WASHINGTON: A Black Catholic Texan’s perspective on Juneteenth

June 13, 2023

A person in Galveston, Texas, waves a flag during an emancipation march June 19, 2022, as people gather to celebrate Juneteenth, which commemorates the end of slavery in Texas, two years after the 1863 Emancipation Proclamation freed slaves elsewhere in the United States. (CNS photo/Callaghan O'Hare, Reuters)

On June 19, 1865, in Galveston, General Gordon Granger announced to all the slaves of Texas that they were free. Even though President Abraham Lincoln signed the Emancipation Proclamation on Jan. 1, 1863, the word of that “freedom” took almost 2½ years to reach Texas. General Robert E. Lee surrendered on April 9, 1865, and that word would still be unknown to my people for two more months.

Starting in 1866, Juneteenth, a word that combined the words “June” and “nineteenth,” became a day of celebration for former slaves and their descendants all throughout Texas to commemorate this auspicious event.
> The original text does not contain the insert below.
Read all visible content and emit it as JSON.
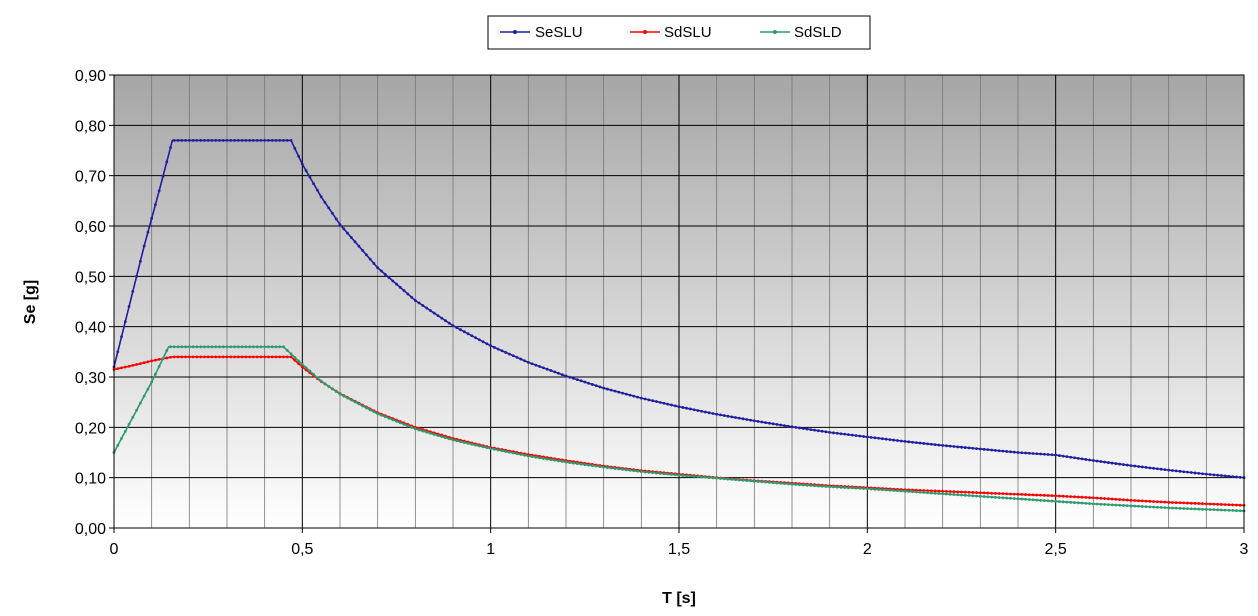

As a person who is a descendant of those slaves who were freed, I can personally attest that Juneteenth is not just a secular holiday in Texas.

In my small Texas town, it was a weekend-long celebration that was often sponsored by the church. When freedom was first granted to our people, the only safe place we had to celebrate God’s gracious deliverance was in the Lord’s House. Many times, this day of celebration included a Church service with the singing of spirituals, “Lift Every Voice and Sing,” games, educational activities, good food and fun.

I remember as a child, I remember looking forward to the end of the school year because summer brought Memorial Day, 4th of July, and most importantly, Juneteenth. I recall my grandmother and great-aunt going grocery shopping in the week leading up to June 19. They would buy ribs, chicken, brisket, ground beef, hot dogs, corn on the cob, baked beans, greens, Blue Bell ice cream, watermelons, and it seemed like hundreds of popsicles for us kids to enjoy.

These annual celebrations instilled in me pride in my history and my faith. Slavery was one of the darkest times in our nation’s history, but Africans and their Black American offspring persevered and shaped this country. Through our families being torn apart and sold to parts unknown, never to be seen again, being beaten to within an inch of their lives, and forced to eat foods that were deemed inedible, we kept our faith in God and knew that He would be the source of our deliverance. When one year ran into the other, then a decade into a decade, generation after generation, my ancestors never gave up.

When the news of their freedom came, I believe they immediately thanked God. They trusted in God’s grace and mercy to see their children through to freedom and were rewarded for their faithfulness.

Throughout our history, be it the experience of slavery, Jim Crow laws, lynchings, segregation and the Civil Rights movement, Black people have relied on their faith to see them forward. Many of our faith leaders have been at the forefront of our movement. Men of faith like Martin Luther King Jr., Jesse Jackson, Reverend William Lawson, or the late Archbishop Joseph A. Fiorenza.

Our pastors were not only in the pulpits preaching each Sunday about change and equality, but they were also in the streets marching Monday through Saturday. They knew that if they sat idly by and offered thoughts and prayers, change would not come.

Catholic schools in Houston were the first private schools to integrate. The Archdiocese of Galveston-Houston recognized there was an injustice among our schools and fixed it even before it was popular.

Dr. Martin Luther King Jr. wrote, “Injustice anywhere is a threat to justice everywhere” in his Letter from Birmingham Jail that was a plea for a change of heart by white clergy and black advocates of violence and, while I was not there, I like to believe this plea was heralded by our Archdiocesan leaders.

“Mine eyes have seen the glory of the coming of the Lord; He is trampling out the vintage, where the grapes of wrath are stored; He has loos’d the fateful lightning of His terrible swift sword; His truth is marching on.”

I like to believe that when abolitionist writer Julia Ward Howe wrote these words and saw them published in 1862, she knew in her heart that the descendant of African slaves in Texas would sing this song one day with pride. 


Cherie Wade Washington is a middle school catechist and youth minister at St. Mary of the Purification Catholic Church.